The festival makes use of a wide range of spaces throughout the town, many of which are not ordinarily performance venues. These include Owain Glyndŵr's Parliament House, the traditional location of the 15th-century parliament of Owain Glyndŵr; Plas Machynlleth, a Georgian era stately home; Ysgol Bro Hyddgen, a local school; and Y Tabernacl, a former Wesleyan chapel that is now home to the Museum of Modern Art, Machynlleth.

The town's leisure centre hosts the Mach Arena.

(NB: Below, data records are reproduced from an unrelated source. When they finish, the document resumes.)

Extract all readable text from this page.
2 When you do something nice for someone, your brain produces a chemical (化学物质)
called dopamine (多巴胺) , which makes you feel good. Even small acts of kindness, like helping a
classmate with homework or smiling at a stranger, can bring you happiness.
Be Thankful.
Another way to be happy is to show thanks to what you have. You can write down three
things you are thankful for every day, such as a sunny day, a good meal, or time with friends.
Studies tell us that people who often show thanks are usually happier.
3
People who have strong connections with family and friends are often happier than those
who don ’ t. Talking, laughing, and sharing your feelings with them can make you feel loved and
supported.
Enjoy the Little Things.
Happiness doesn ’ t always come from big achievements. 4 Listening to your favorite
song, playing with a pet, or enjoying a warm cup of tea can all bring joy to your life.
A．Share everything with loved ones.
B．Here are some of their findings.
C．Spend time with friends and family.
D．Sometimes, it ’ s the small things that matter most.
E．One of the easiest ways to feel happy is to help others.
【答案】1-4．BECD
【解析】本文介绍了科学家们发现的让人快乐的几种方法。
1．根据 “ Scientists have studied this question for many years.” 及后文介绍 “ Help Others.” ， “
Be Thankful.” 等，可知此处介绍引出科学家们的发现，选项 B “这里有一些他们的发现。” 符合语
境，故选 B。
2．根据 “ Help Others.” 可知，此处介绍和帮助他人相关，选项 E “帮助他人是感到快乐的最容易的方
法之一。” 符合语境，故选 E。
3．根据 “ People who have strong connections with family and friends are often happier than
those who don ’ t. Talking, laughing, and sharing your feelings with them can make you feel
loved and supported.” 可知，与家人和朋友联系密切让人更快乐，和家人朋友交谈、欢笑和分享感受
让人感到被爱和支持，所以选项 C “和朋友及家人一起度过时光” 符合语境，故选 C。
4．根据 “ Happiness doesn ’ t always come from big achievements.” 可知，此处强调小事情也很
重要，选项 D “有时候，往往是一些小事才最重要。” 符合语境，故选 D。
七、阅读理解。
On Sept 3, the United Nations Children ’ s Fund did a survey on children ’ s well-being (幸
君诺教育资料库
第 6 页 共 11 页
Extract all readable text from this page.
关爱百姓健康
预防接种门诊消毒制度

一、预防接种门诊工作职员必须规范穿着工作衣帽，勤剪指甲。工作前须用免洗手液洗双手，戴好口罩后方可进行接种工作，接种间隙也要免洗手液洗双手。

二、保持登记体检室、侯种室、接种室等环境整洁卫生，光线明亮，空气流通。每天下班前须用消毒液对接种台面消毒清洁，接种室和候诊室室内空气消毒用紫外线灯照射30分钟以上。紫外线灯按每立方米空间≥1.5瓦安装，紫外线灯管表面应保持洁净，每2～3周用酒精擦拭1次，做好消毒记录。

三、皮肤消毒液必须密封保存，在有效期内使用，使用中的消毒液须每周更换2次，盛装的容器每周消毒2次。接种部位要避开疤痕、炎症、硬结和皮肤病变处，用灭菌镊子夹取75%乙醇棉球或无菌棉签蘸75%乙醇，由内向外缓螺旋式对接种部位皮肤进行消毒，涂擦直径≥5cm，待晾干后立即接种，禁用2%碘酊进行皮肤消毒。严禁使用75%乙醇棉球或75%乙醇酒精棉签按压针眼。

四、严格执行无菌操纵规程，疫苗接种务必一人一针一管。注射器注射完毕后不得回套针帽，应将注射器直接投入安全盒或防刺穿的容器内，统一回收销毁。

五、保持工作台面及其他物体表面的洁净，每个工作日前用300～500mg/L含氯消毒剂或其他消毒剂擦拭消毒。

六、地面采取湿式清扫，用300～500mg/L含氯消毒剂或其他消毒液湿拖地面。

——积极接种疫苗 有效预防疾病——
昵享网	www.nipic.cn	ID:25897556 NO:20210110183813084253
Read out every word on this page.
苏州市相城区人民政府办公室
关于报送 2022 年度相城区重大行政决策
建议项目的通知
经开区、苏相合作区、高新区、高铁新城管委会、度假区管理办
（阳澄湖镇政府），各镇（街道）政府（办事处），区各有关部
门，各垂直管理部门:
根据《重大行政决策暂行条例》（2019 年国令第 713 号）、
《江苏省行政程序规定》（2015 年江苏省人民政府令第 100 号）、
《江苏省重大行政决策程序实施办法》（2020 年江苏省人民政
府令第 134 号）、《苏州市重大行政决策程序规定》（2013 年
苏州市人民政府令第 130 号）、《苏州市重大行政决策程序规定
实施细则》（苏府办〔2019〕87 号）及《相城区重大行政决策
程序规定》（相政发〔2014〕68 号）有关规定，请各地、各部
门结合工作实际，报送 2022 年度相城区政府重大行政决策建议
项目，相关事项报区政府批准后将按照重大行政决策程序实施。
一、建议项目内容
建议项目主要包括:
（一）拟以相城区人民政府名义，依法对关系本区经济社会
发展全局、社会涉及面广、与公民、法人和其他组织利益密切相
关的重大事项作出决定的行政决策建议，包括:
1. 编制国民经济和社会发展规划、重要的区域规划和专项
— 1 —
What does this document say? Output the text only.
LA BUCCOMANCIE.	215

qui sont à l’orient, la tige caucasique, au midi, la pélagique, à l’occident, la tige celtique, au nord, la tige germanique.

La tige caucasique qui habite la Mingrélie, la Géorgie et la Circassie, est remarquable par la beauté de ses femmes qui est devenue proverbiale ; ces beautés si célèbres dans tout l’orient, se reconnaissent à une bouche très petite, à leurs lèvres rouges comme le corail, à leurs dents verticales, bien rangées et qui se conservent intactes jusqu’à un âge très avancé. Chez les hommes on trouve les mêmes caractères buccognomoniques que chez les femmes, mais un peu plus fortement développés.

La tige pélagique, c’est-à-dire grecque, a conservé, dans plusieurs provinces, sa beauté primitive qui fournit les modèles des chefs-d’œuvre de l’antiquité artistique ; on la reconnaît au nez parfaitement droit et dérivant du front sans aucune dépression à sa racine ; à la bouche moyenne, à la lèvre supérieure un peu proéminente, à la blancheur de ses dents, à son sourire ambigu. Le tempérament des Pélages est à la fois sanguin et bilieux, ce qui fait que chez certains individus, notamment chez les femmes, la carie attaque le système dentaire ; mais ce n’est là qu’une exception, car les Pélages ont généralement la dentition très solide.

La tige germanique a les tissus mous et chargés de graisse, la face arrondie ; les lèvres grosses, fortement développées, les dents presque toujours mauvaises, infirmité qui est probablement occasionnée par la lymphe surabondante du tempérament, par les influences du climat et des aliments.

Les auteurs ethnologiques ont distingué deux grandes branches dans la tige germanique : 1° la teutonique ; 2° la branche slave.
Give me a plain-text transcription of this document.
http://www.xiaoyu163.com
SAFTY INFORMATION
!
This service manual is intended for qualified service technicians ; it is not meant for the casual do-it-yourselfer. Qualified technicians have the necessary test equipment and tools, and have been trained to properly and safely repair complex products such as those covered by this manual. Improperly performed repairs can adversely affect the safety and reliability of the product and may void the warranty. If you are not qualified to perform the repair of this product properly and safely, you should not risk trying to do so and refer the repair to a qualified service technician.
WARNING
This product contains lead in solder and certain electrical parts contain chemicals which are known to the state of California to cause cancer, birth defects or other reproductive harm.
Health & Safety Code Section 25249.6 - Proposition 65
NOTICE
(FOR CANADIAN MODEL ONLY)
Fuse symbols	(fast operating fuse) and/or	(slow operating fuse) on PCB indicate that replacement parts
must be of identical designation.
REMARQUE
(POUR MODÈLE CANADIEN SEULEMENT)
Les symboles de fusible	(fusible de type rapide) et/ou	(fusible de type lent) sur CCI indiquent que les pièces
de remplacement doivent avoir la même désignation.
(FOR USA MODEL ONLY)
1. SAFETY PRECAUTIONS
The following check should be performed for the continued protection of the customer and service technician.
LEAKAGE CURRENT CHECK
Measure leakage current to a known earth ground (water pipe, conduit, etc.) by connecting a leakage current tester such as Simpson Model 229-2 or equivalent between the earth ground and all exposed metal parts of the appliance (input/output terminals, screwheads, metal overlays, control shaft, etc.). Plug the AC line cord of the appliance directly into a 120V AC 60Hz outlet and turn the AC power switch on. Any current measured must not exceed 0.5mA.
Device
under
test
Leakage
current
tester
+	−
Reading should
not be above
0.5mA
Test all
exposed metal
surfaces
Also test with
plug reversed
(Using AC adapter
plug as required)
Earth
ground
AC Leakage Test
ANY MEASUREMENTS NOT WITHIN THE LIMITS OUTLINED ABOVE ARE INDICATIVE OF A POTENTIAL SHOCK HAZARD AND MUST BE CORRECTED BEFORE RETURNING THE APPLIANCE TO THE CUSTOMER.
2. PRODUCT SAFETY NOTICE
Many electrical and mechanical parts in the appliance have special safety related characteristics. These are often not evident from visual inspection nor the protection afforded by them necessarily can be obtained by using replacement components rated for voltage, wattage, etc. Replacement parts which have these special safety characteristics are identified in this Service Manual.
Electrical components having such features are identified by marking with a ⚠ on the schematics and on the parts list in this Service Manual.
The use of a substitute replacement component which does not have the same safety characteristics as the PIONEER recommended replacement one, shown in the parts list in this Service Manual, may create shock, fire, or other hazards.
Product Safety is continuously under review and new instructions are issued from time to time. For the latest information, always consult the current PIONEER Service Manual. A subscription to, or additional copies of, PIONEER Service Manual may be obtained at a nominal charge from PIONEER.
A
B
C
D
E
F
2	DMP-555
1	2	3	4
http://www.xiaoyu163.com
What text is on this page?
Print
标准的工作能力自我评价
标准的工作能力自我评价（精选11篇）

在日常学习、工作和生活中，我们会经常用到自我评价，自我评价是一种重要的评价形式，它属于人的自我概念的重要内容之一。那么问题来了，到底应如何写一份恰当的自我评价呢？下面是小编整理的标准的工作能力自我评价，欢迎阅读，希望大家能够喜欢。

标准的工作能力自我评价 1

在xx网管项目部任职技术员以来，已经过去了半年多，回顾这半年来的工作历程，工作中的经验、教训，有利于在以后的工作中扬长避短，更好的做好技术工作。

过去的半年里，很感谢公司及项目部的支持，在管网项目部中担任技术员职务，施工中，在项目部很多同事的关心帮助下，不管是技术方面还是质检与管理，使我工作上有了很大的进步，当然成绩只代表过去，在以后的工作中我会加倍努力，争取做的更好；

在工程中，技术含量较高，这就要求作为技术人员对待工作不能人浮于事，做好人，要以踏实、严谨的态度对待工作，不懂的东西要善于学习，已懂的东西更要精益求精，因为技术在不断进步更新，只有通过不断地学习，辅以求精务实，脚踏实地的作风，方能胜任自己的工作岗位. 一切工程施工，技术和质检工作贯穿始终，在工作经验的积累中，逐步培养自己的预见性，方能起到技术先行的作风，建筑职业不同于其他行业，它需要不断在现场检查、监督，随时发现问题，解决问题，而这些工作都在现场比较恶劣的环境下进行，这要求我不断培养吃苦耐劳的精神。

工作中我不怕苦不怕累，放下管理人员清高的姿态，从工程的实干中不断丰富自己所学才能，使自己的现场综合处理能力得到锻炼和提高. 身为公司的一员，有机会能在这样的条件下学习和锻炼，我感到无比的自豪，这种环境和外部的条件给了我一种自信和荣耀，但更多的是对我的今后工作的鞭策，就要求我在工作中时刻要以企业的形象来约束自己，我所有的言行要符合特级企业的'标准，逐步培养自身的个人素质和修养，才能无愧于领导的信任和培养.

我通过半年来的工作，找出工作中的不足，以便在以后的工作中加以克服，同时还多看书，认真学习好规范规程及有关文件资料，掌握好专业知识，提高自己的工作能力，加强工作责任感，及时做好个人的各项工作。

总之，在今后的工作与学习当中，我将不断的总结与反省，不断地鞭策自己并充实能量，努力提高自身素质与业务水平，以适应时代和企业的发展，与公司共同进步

On several occasions, a dedicated service on the Corris Railway, a local narrow-gauge heritage railway, has been arranged as part of the festival. This service, known as the "Machynlleth Comedy Festival Express", is operated by a traditional steam locomotive and passenger coaches; audience members board the train at Corris railway station and are taken to watch a mixed-bill stand-up comedy show held in an engine shed at Maespoeth Junction.

==Reception==

In a 2010 review for BBC Wales Music, Bethan Elfyn praised the "great atmosphere" of the inaugural festival. Writing for The Guardian the following year, James Kettle highlighted the festival's "top-quality lineup", and noted that the market town of Machynlleth offered a "break from the norm" of "big metropolitan centres" hosting the majority of UK comedy.

The festival is well liked among comedians, visitors and local residents. Comedian Stewart Lee called it "a comedy festival for comedy fans, not for casual consumers or TV executives".